The success of the model has inspired other companies across the industry to attempt a similar strategy, so Moncler is under pressure to deliver something new and novel each year. With that, JW Anderson and Rimowa will join the lineup, along with Copenhagen-based start-up Mate.bike, which sells electric bicycles. Returning collaborators include 1952 by Veronica Leoni and Sergio Zambon, Grenoble by Sandro Mandrino, Simone Rocha, Craig Green, 1017 Alyx 9SM, Fragment Hiroshi Fujiwara and Richard Quinn. The collections will be unveiled on February 19, during a presentation at Milan Fashion Week.

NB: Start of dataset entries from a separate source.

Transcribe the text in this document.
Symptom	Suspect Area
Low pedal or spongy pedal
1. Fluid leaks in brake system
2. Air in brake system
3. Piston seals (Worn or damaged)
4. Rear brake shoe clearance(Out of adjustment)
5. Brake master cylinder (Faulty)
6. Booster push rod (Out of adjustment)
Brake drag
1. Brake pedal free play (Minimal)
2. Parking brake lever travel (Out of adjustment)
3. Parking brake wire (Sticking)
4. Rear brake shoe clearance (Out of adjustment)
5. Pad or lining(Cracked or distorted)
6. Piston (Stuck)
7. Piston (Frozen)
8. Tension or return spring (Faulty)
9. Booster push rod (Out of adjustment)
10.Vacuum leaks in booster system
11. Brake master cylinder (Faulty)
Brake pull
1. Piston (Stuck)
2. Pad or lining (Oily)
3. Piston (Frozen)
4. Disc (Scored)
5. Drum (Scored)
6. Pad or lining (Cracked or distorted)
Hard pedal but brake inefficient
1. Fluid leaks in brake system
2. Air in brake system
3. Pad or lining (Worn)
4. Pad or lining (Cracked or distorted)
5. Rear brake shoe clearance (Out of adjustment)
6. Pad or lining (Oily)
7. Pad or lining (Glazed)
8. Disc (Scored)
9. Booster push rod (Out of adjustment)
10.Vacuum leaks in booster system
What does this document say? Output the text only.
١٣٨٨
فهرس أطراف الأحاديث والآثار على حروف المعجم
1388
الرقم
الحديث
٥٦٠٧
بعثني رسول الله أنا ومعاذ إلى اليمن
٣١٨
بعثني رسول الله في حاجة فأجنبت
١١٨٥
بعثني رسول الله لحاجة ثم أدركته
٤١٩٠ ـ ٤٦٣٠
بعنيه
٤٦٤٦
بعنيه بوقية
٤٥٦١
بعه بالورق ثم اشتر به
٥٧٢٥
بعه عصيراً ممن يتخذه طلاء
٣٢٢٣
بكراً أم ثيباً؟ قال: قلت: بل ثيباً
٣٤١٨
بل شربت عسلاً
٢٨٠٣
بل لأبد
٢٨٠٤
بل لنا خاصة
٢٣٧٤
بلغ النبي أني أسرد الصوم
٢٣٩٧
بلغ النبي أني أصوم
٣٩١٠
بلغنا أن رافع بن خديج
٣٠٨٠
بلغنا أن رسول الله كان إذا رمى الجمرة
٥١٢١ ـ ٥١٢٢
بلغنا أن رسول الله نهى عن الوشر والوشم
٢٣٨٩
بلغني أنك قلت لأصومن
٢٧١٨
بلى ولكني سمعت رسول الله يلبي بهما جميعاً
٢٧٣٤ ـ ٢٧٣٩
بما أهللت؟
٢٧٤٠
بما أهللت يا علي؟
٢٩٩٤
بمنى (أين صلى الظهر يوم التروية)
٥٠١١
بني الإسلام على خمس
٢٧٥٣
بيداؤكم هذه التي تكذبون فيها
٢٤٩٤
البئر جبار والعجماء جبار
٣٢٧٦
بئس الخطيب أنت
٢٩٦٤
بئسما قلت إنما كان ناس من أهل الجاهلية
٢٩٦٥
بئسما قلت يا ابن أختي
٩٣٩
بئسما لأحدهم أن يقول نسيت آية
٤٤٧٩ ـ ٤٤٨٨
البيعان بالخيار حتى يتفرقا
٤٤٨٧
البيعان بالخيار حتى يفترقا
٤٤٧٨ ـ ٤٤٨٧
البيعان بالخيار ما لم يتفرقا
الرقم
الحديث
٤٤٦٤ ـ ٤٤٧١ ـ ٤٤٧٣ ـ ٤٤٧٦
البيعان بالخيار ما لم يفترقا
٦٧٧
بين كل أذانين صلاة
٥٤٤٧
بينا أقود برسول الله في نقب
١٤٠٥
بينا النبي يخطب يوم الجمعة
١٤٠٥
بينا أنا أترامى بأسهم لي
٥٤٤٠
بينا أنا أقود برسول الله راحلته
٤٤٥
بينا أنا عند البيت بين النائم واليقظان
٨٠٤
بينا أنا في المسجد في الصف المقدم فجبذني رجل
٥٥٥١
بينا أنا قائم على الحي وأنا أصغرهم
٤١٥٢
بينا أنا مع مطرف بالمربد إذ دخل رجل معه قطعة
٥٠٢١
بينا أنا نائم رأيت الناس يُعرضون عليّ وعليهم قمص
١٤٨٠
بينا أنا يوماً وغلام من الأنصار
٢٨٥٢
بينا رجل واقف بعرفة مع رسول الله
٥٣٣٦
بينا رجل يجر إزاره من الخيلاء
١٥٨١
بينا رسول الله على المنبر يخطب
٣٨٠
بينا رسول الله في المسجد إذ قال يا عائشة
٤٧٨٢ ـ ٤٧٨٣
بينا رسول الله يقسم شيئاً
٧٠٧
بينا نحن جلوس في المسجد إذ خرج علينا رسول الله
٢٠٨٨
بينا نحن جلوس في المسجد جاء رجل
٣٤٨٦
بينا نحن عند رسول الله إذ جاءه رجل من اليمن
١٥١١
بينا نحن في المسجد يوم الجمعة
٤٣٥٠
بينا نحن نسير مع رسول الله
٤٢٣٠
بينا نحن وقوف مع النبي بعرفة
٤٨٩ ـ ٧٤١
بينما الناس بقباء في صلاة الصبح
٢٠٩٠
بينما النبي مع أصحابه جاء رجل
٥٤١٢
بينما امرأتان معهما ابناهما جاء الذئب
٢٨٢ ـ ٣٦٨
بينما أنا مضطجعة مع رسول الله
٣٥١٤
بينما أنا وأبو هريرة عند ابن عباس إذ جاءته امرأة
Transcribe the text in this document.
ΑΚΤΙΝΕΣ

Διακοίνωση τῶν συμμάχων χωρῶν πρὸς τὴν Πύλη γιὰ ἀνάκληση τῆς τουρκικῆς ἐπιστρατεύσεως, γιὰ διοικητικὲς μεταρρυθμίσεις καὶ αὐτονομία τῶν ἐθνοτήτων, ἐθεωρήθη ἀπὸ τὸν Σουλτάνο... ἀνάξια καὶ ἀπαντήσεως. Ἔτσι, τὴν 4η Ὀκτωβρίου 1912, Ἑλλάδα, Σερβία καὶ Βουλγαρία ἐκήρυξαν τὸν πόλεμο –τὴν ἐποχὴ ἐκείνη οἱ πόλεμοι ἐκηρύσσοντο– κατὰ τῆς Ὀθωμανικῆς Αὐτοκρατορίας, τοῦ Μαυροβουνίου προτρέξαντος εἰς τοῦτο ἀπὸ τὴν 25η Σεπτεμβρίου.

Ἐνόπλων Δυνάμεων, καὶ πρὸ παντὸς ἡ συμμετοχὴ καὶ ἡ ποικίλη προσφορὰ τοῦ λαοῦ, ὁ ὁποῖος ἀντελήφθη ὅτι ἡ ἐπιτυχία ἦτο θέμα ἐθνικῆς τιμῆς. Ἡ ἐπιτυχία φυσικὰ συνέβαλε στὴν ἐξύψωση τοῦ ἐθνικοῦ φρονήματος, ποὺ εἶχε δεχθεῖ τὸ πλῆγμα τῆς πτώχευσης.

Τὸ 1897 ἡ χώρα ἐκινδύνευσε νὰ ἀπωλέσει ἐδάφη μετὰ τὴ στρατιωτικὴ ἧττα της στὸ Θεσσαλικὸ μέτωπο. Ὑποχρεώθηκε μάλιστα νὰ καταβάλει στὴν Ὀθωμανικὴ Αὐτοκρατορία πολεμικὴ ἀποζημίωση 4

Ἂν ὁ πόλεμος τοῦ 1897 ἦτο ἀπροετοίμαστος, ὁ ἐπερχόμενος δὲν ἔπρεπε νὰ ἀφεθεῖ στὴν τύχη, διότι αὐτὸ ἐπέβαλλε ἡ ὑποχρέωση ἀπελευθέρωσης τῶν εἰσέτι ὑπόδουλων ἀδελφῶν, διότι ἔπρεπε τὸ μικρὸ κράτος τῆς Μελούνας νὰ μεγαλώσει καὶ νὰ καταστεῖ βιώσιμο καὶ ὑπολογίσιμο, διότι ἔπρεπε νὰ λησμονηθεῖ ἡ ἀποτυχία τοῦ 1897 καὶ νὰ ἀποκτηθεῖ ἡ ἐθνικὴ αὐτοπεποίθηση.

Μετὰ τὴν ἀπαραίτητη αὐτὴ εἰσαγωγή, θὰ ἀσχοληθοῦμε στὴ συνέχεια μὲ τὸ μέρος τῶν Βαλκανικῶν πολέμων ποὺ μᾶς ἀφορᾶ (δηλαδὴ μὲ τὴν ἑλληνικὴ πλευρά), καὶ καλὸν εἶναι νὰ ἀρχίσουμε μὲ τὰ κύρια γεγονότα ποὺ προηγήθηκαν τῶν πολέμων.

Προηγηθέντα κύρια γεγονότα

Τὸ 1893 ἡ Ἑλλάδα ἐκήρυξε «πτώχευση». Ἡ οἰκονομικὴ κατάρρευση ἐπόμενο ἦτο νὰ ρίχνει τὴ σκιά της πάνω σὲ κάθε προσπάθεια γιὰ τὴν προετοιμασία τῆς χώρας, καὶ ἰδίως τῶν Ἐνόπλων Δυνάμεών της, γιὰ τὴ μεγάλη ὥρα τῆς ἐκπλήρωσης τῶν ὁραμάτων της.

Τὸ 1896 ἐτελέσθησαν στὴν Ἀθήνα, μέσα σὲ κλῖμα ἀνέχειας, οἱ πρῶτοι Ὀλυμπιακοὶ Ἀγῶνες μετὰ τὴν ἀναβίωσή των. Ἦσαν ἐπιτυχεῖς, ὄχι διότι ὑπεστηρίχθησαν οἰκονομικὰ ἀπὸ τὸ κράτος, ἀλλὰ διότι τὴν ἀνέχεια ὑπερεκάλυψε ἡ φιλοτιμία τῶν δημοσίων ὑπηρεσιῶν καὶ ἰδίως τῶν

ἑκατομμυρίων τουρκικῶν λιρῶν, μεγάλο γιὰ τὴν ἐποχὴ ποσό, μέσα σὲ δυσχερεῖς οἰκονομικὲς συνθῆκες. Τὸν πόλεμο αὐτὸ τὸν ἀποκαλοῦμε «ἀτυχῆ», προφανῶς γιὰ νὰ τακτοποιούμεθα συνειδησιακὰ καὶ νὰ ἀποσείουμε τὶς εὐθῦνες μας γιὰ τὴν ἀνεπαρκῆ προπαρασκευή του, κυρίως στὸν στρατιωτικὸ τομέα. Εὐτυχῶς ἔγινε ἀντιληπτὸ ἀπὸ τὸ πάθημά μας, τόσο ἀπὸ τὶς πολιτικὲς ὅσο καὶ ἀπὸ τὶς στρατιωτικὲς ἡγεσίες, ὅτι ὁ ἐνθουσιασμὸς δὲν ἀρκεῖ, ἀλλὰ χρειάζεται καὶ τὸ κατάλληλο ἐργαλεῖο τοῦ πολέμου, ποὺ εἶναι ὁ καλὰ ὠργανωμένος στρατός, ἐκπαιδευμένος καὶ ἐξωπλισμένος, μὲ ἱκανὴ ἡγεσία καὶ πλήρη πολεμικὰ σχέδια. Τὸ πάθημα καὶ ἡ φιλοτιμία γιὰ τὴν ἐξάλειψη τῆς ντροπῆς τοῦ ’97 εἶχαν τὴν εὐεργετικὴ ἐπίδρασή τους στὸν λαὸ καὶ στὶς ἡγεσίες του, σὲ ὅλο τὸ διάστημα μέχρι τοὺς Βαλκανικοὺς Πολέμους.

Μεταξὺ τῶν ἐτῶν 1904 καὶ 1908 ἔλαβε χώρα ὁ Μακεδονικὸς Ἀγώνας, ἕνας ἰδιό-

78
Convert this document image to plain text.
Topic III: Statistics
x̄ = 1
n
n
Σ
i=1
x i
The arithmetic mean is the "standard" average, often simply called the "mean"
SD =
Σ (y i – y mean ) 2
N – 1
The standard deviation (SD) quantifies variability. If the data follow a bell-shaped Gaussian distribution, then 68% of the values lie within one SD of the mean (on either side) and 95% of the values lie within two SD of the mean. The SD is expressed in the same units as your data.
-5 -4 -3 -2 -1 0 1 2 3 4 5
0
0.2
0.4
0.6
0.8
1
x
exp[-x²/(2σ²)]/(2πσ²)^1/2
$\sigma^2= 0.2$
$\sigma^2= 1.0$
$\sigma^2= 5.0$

As the programme enters its third year, Moncler Chief Executive Remo Ruffini sees going beyond ready-to-wear as the key to keeping the model fresh. Though past collections have included accessories, the Rimowa x Moncler line of suitcases will be the first accessories-focused Genius collection, while the Mate.bike x Moncler collaboration is the first Genius tie-up with a company outside of the fashion and luxury spheres.
The suitcases and bikes are designed to become conversation pieces, Ruffini said.
“We want to give a voice to our customer to talk with other people on the street,” he said.
We want to give a voice to our customer to talk with other people on the street.
Moncler’s revenue has shot up in recent years, in part due to the buzz generated by the Genius collaborations, which also brought curious customers into the outerwear brand’s stores. Moncler’s stock price has more than doubled since the start of 2017, and the Italian company has a market capitalisation of €10 billion ($11 billion), roughly on par with Burberry and Prada.
The brand’s success has sparked rumours that it could be an acquisition target. In December, reports surfaced of possible discussions between Moncler and French luxury group Kering. At the time, executives with both brands said that while the two companies often talk, no deal was in the works.
“I consider everything, but we don’t have anything consistent on the table,” Ruffini told BoF on Friday. “I've talked to many people in the last three, four, five years, but ... we don’t have anything on the table.”
Ruffini, who joined Moncler as chairman and chief executive in 2003, has been the driving force behind the brand’s turnaround, resurrecting a storied-but-struggling name and growing it into a business that logged over €1.4 billion ($1.5 billion) in sales last year.
The company announced the Genius strategy in February 2018 as a way to tap new customers and deliver constant newness to the social media-driven consumer.
“Since we are not part of the big group, we’re not part of the fashion system, we are quite a unique brand inside this luxury world,” said Ruffini. “We need more ideas, more uniqueness, more energy to compete with other brands that are much bigger than us.”
It proved a roaring success. While just 10 percent of Moncler’s sales come from Genius collections, the strategy introduced the brand to a younger demographic: now, 40 percent of brand customers are of the Gen-Z and Millennial generations. In addition, 50 percent of Genius customers are first-time purchasers of the brand and 40 percent have also purchased the brand’s other products. Company revenues have continued on an upward trajectory.
We need more ideas, more uniqueness, more energy to compete with other brands that are much bigger than us.
A number of brands have attempted to mimic the approach, including Tod’s, Calvin Klein and, most recently, Pucci. However, Ruffini isn’t worried. When your peers copy an idea, it suggests the idea is good, he said.
It was not an easy project to execute, and it’s not easy for brands to copy.
“[It took] a lot of redesigning the company, redesigning the mentality, improving the culture,” he said. “To stay hot in this world is not easy. We really try to move on every month. It’s a journey more than a project.”
For Jonathan Anderson, joining the Genius lineup “was a no brainer,” he told BoF, adding that it was an opportunity for his business to learn from Moncler’s way of working.
Anderson, who in the past has collaborated with Uniqlo, Converse and Topshop, said he went back into his archives to inspire the upcoming unisex collection — something he has never done for any other collaborative project.
“What is good about collaborations in this industry is sharing information and ideas. We can come up with new resolutions,” said Anderson. “The world has changed. What Moncler has really been able to harness is an incredible platform to be able to do this on.”